The architecture for Avaya Aura for midsize enterprises is based on the first version of Avaya Aura, which was designed for large enterprises and debuted in May at VoiceCon Orlando 2009.

Mazza said the midsize version of Aura was also created with an eye toward VARs who want to add Avaya Contact Center Express -- midmarket contact center software that combines a unified desktop display with CRM software like Microsoft Dynamics CRM -- to their solution sets.

Aura midsize, which will be available through Avaya channel partners in November, is one of several new products and services Avaya is launching around its annual Global Sales and Americas Partner Conference, kicking off in Nashville this week.

"It's very much part of the channel-friendly push Avaya's making," Mazza said. "There's big benefit in a simple solution. It reduces hardware footprint for, example. We're very much attuned to partners' needs for simplification and less moving parts. You can install it in a tenth of the time a traditional solution here would need to be installed. It can be remotely deployed in one to two hours, and you see immediate benefits."

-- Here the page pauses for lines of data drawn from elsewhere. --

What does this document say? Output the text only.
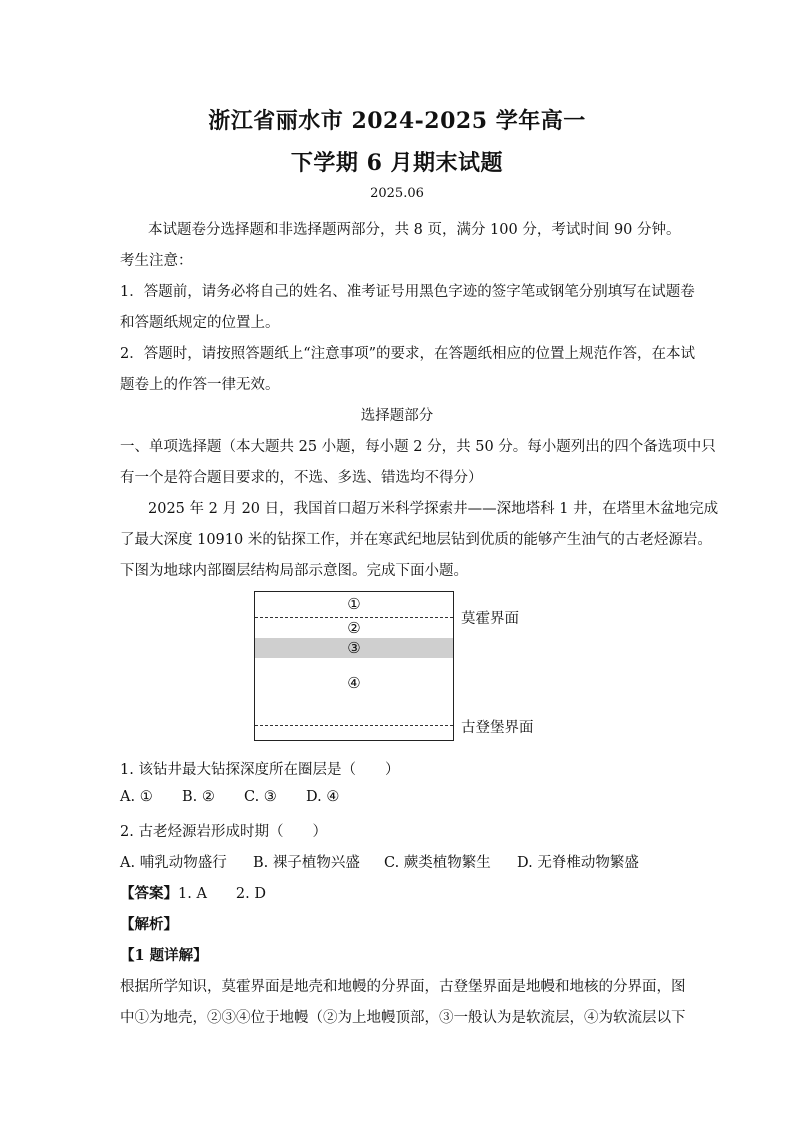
浙江省丽水市 2024-2025 学年高一
下学期 6 月期末试题
2025.06
本试题卷分选择题和非选择题两部分，共 8 页，满分 100 分，考试时间 90 分钟。
考生注意：
1．答题前，请务必将自己的姓名、准考证号用黑色字迹的签字笔或钢笔分别填写在试题卷
和答题纸规定的位置上。
2．答题时，请按照答题纸上“注意事项”的要求，在答题纸相应的位置上规范作答，在本试
题卷上的作答一律无效。
选择题部分
一、单项选择题（本大题共 25 小题，每小题 2 分，共 50 分。每小题列出的四个备选项中只
有一个是符合题目要求的，不选、多选、错选均不得分）
2025 年 2 月 20 日，我国首口超万米科学探索井——深地塔科 1 井，在塔里木盆地完成
了最大深度 10910 米的钻探工作，并在寒武纪地层钻到优质的能够产生油气的古老烃源岩。
下图为地球内部圈层结构局部示意图。完成下面小题。
①
②
③
④
莫霍界面
古登堡界面
1. 该钻井最大钻探深度所在圈层是（　　）
A. ① B. ② C. ③ D. ④
2. 古老烃源岩形成时期（　　）
A. 哺乳动物盛行 B. 裸子植物兴盛 C. 蕨类植物繁生 D. 无脊椎动物繁盛
【答案】1. A　　2. D
【解析】
【1 题详解】
根据所学知识，莫霍界面是地壳和地幔的分界面，古登堡界面是地幔和地核的分界面，图
中①为地壳，②③④位于地幔（②为上地幔顶部，③一般认为是软流层，④为软流层以下
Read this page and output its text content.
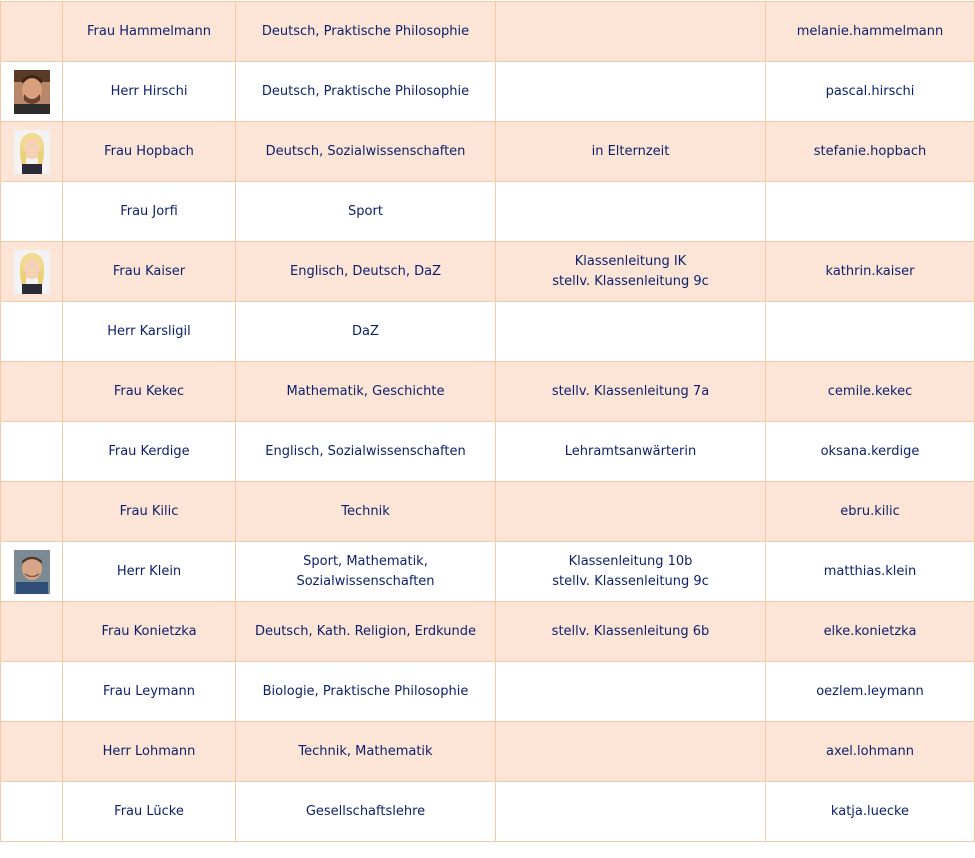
	Frau Hammelmann	Deutsch, Praktische Philosophie		melanie.hammelmann

	Herr Hirschi	Deutsch, Praktische Philosophie		pascal.hirschi

	Frau Hopbach	Deutsch, Sozialwissenschaften	in Elternzeit	stefanie.hopbach
	Frau Jorfi	Sport		

	Frau Kaiser	Englisch, Deutsch, DaZ	Klassenleitung IK
stellv. Klassenleitung 9c	kathrin.kaiser
	Herr Karsligil	DaZ		

	Frau Kekec	Mathematik, Geschichte	stellv. Klassenleitung 7a	cemile.kekec
	Frau Kerdige	Englisch, Sozialwissenschaften	Lehramtsanwärterin	oksana.kerdige
	Frau Kilic	Technik		ebru.kilic

	Herr Klein	Sport, Mathematik,
Sozialwissenschaften	Klassenleitung 10b
stellv. Klassenleitung 9c	matthias.klein
	Frau Konietzka	Deutsch, Kath. Religion, Erdkunde	stellv. Klassenleitung 6b	elke.konietzka
	Frau Leymann	Biologie, Praktische Philosophie		oezlem.leymann
	Herr Lohmann	Technik, Mathematik		axel.lohmann
	Frau Lücke	Gesellschaftslehre		katja.luecke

"It seemed like if customers were going to advance and use all the feature functionality, it was starting to require a lot of servers," said Julie Sticha, national account manager, at NACR, an Eagan, Minn.-based solution provider. "It'll make it so at least small and midsized customers -- and possibly a little larger -- will get all the feature functionality they need off one server, which is a big financial advantage up front and important to the care and feeding of the systems going forward."

Sticha and NACR were among the solution providers who implemented the midsize edition of Aura in beta. While Sticha did report some challenges -- a few bugs here and there, she said -- there was nothing to suggest Aura wouldn't be as simple to implement as Avaya suggested.

"It'll be good for small and medium customers," she said. "And I think they'll be interested and excited to see it."